Le accuse che i pubblici ministeri muovono nei confronti dell'ex governatore del Veneto nell'ambito dell'inchiesta Mose sono pesanti: corruzione, concussione e riciclaggio. Tutte da dimostrare.
FALLITO OGNI TENTATIVO DI RINVIO. Ecco perché la decisione di Montecitorio ha particolarmente amareggiato il «Doge», che alla vigilia aveva chiesto - inutilmente - un ulteriore rinvio del voto presentando un certificato medico: 40 giorni di prognosi per una tromboflebite, conseguenza dell'ingessatura alla gamba sinistra.
Al momento del voto Galan non era in Aula. «Non mi hanno nemmeno dato modo di difendermi», si è sfogato il deputato forzista con chi gli era accanto al momento del verdetto. Poi verso le 15.30, uscendo in carrozzella dall'Ospedale di Este (Padova) ha sintetizzato tutto il suo stato d'animo in una frase: «Sono incazzato e sapete benissimo con chi».
«INCAZZATO» CON I SUOI TRE ACCUSATORI. Parole che, assicurano a Lettera43.it fonti vicine all'ex ministro, non hanno come destinatari né il suo partito, che fino all'ultimo si è battuto per lo spostamento del voto, né tantomeno il leader di Forza Italia Silvio Berlusconi. Che certo, in tutto questo tempo, «ufficialmente non ha detto nulla in sua difesa» ma che è stato uno dei primi a dirsi «addolorato» per quanto accaduto.
Galan ce l'ha dunque con i suoi tre «grandi accusatori»: l'ex segretaria, Claudia Minutillo, Piergiorgio Baita, ex presidente della Mantovani e Giovanni Mazzacurati, numero uno del Consorzio Venezia Nuova.

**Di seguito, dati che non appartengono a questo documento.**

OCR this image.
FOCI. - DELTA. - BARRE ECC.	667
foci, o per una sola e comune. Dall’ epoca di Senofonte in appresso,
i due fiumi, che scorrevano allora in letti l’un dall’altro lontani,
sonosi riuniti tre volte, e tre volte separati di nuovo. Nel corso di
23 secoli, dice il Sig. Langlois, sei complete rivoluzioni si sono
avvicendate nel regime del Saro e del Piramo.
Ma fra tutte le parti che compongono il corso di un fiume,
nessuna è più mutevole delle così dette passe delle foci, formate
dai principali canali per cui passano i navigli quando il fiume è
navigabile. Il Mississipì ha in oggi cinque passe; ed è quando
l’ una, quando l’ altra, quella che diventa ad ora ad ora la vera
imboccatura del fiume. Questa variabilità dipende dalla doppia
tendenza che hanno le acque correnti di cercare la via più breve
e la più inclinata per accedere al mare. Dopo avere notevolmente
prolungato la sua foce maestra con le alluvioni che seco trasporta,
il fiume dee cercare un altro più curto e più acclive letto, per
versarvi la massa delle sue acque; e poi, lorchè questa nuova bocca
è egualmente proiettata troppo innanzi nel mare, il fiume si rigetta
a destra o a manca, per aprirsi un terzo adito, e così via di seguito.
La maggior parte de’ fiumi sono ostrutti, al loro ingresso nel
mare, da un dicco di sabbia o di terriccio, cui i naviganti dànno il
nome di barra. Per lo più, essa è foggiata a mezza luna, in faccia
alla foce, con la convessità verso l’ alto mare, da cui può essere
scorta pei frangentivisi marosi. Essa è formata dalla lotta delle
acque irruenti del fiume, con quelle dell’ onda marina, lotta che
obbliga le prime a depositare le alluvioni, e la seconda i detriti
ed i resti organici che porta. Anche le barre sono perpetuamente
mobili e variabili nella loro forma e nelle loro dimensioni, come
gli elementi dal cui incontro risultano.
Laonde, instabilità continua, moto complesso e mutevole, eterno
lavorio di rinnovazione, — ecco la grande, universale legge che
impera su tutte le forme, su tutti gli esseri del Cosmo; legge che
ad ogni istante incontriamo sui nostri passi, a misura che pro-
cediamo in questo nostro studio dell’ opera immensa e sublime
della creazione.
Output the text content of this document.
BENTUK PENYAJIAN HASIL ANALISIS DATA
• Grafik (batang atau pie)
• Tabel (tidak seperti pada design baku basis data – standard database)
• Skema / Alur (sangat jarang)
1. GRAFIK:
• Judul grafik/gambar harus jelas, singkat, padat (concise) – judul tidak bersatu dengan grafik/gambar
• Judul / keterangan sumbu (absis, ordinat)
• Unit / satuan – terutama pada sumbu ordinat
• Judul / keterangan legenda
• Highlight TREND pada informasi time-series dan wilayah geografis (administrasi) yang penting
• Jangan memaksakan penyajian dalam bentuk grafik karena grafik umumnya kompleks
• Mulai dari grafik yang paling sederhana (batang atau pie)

«A GALAN 1 MILIONE ALL'ANNO». Fra le altre cose, Minutillo ha raccontato ai pm che «a Galan venivano consegnate, anche più volte all'anno, somme ingenti di denaro, parliamo di 100 mila euro o anche più». Baita, dal canto suo, ha messo a verbale che nel 2005 consegnò proprio a Minutillo una busta con 200 mila euro da portare all'hotel Santa Chiara in modo da «accelerare gli iter di approvazione degli atti di competenza regionale».
Secondo il gip, inoltre, Galan avrebbe ricevuto 1 milione di «stipendio» all'anno più 1 milione e 800 mila euro per il rilascio di due pareri favorevoli ai progetti del Consorzio Venezia Nuova.
LA RISTRUTTURAZIONE DELLA VILLA. C'è poi la presunta somma di 1 milione e 100 mila euro per ristrutturare la villa di Galan sui Colli Euganei che, sempre secondo Baita, fu versata dalla Mantovani, ma di cui l'ex governatore veneto nega ogni addebito.
Lo scorso 23 giugno, a Montecitorio, Galan si è difeso in una lunga conferenza stampa depositando - a margine - una memoria difensiva di 500 pagine presso la Giunta per le autorizzazioni. Non è bastato per evitargli il carcere. «Ma ne uscirò pulito perché sono innocente», aveva assicurato.